Le télétravail dans la société numérique

Le travail mobile est en plein essorDans le domaine du télétravail, la France est très en retard puisque ce mode d’activité ne concernait que 7 % de la population active en 2005, contre 13 % en moyenne en Europe et 25 % aux États-Unis. Mais les choses progressent et le Centre d’analyse stratégique (CAS) a rendu un rapport sur ce thème en novembre 2009, intitulé Développement du télétravail dans la société numérique de demain.

Le télétravail peut être défini comme le travail qui s’effectue dans le cadre d’un contrat de travail, au domicile ou à distance de l’environnement hiérarchique et de l’équipe du travailleur, à l’aide des technologies de l’information et de la communication. Le terme de télétravail est aujourd’hui dépassé et on parle plus volontiers de travail mobile ou e-travail.
Le travail mobile est principalement mis en oeuvre par les entreprises du secteur des services, des technologies de l’information et de la communication (TIC), des services financiers ainsi que par les entreprises de 250 salariés ou plus. Le profil type du télétravailleur français est un homme, cadre ou ingénieur. Seuls les postes qui utilisent les TIC peuvent évoluer vers le télétravail.

Les nouvelles technologies numériques vont contribuer à donner davantage de flexibilité et favoriseront le développement de l’e-travail : applications collaboratives tels la virtualisation, l’informatique dans les nuages ou cloud computing, le software as a service et les outils de mobilité (netbooks, smartphones, 4 G, réseaux sans couture, etc.).
Le travail mobile présente de nombreux avantages : il permet de lutter contre l’absentéisme des parents dont les enfants sont malades ; des salariés victimes des grèves des transports publics ou des salariés absents de l’entreprise simplement parce qu’un problème de santé les empêche de se déplacer. À l’occasion de la pandémie grippale, de nombreuses entreprises avaient envisagé l’e-travail dans leur plan de continuité d’activité et plusieurs textes en ont rappelé les règles.
De même, une entreprise qui se délocalise à l’autre bout de la planète ne mettra pas forcément un terme aux contrats de certains de ses employés. Dans le cadre de reclassement professionnel, pour des salariés devenus inaptes à leur poste de travail, il peut s’agir d’une solution intéressante, permettant d’éviter leur licenciement.

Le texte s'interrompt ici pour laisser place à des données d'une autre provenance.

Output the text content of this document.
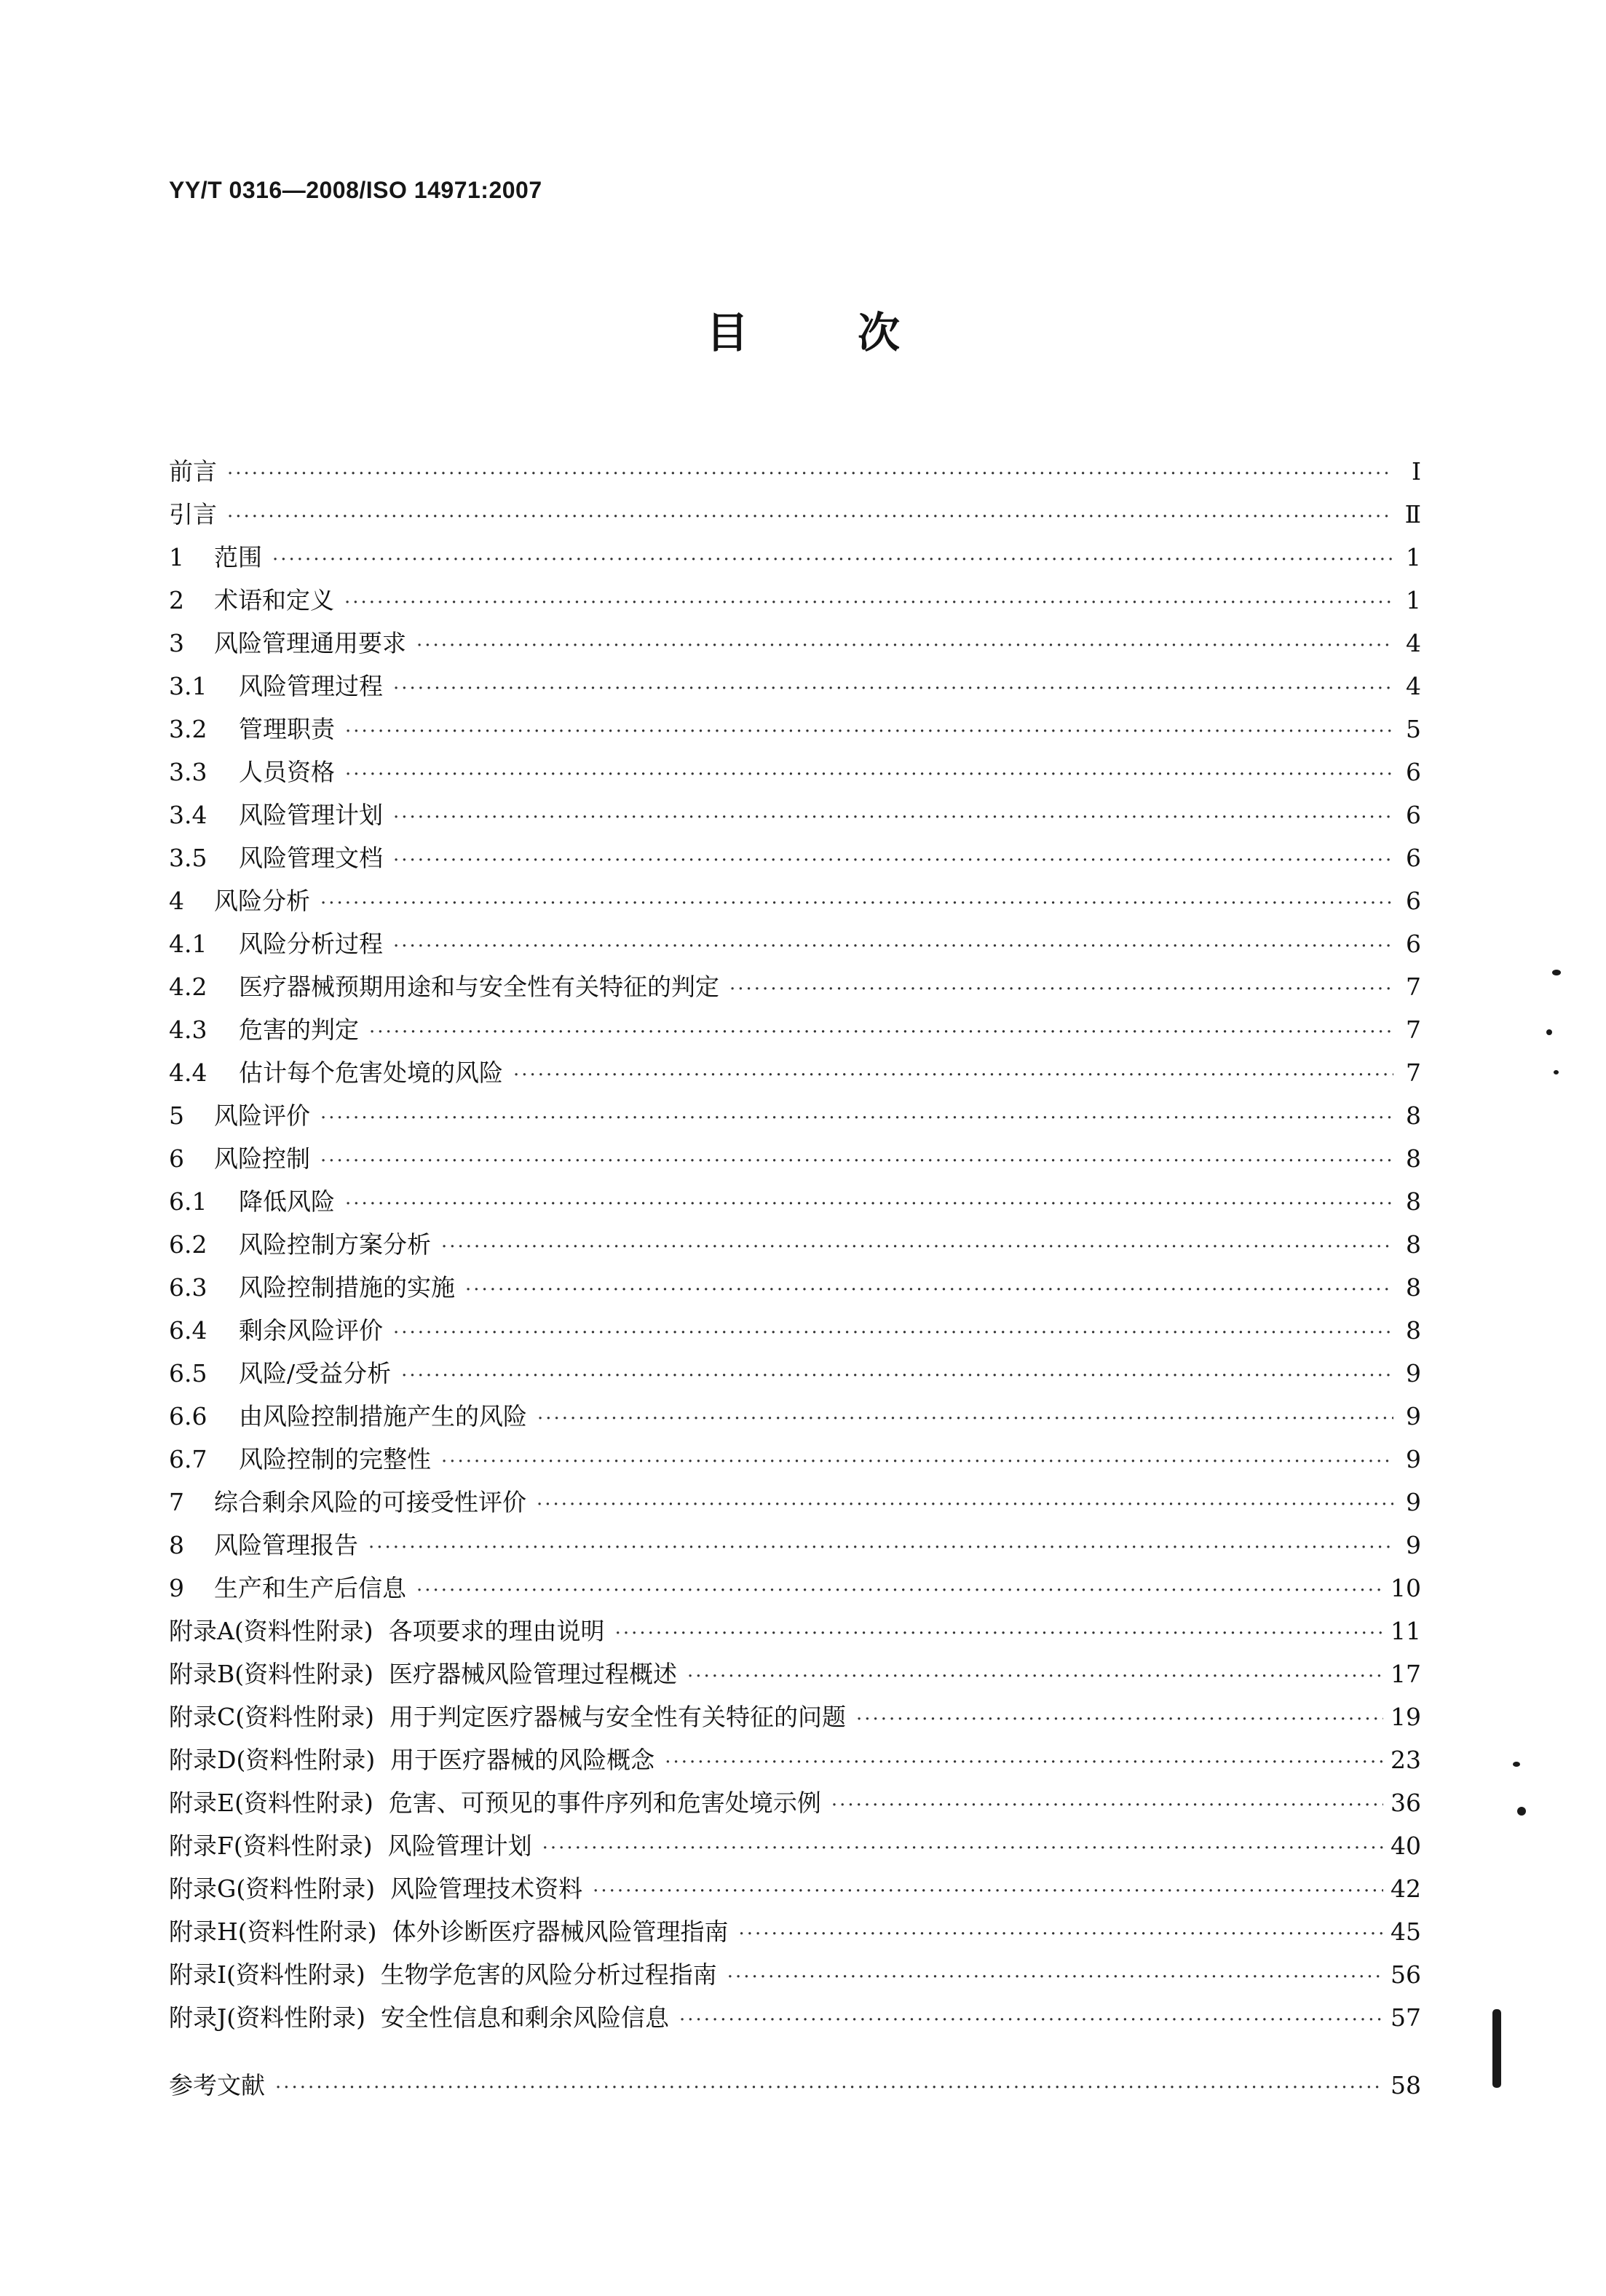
YY/T 0316—2008/ISO 14971:2007
目次
前言 ·····	I
引言 ·····	Ⅱ
1	范围 ·····	1
2	术语和定义 ·····	1
3	风险管理通用要求 ·····	4
3.1	风险管理过程 ·····	4
3.2	管理职责 ·····	5
3.3	人员资格 ·····	6
3.4	风险管理计划 ·····	6
3.5	风险管理文档 ·····	6
4	风险分析 ·····	6
4.1	风险分析过程 ·····	6
4.2	医疗器械预期用途和与安全性有关特征的判定 ·····	7
4.3	危害的判定 ·····	7
4.4	估计每个危害处境的风险 ·····	7
5	风险评价 ·····	8
6	风险控制 ·····	8
6.1	降低风险 ·····	8
6.2	风险控制方案分析 ·····	8
6.3	风险控制措施的实施 ·····	8
6.4	剩余风险评价 ·····	8
6.5	风险/受益分析 ·····	9
6.6	由风险控制措施产生的风险 ·····	9
6.7	风险控制的完整性 ·····	9
7	综合剩余风险的可接受性评价 ·····	9
8	风险管理报告 ·····	9
9	生产和生产后信息 ·····	10
附录A(资料性附录)  各项要求的理由说明 ·····	11
附录B(资料性附录)  医疗器械风险管理过程概述 ·····	17
附录C(资料性附录)  用于判定医疗器械与安全性有关特征的问题 ·····	19
附录D(资料性附录)  用于医疗器械的风险概念 ·····	23
附录E(资料性附录)  危害、可预见的事件序列和危害处境示例 ·····	36
附录F(资料性附录)  风险管理计划 ·····	40
附录G(资料性附录)  风险管理技术资料 ·····	42
附录H(资料性附录)  体外诊断医疗器械风险管理指南 ·····	45
附录I(资料性附录)  生物学危害的风险分析过程指南 ·····	56
附录J(资料性附录)  安全性信息和剩余风险信息 ·····	57
参考文献 ·····	58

Le travail mobile pourrait aussi permettre de mieux concilier vie personnelle et vie professionnelle, mais il requiert un climat de confiance entre employeur et salarié. Enfin, il est aussi intéressant de prendre en compte l’aspect environnemental du télétravail qui permet de contribuer à lutter contre les embouteillages et la pollution, même si l’on sait que les serveurs informatiques peuvent être de gros consommateurs d’énergie.

Le télétravail est entré dans le droit du travail avec un accord européen de juillet 2002, puis avec un accord national interprofessionnel (ANI) du 19 juillet 2005, étendu par un arrêté du 30 mai 2006.
Une proposition de loi a été adoptée en première lecture à l’Assemblée nationale le 9 juin 2009 et devrait être adoptée prochainement sur le sujet.

Futur article L. 1222-10 du Code du travail :
« outre ses obligations de droit commun vis-à-vis de ses salariés, l’employeur est tenu à l’égard du salarié en télétravail :
de prendre en charge tous les coûts découlant directement du télétravail […] d’informer le salarié de toute restriction à l’usage d’outils informatiques […] de lui donner priorité pour occuper ou reprendre un poste sans télétravail […] de fixer en concertation avec lui les plages horaires durant lesquelles il peut habituellement le contacter. »

De nombreuses questions vont néanmoins se poser : à propos des accidents du travail, de l’assurance pour l’habitation devenue lieu de travail, etc.
Pour contribuer à développer le télétravail, des infrastructures numériques performantes devront être disponibles afin de permettre une activité de qualité. En effet, certaines professions auront des besoins importants de bande passante : les besoins de débits montants seront aussi significatifs que les besoins de débits descendants. La fibre optique, technique de communication symétrique, sera très probablement plus adaptée que l’ADSL, qui est un mode de communication asymétrique.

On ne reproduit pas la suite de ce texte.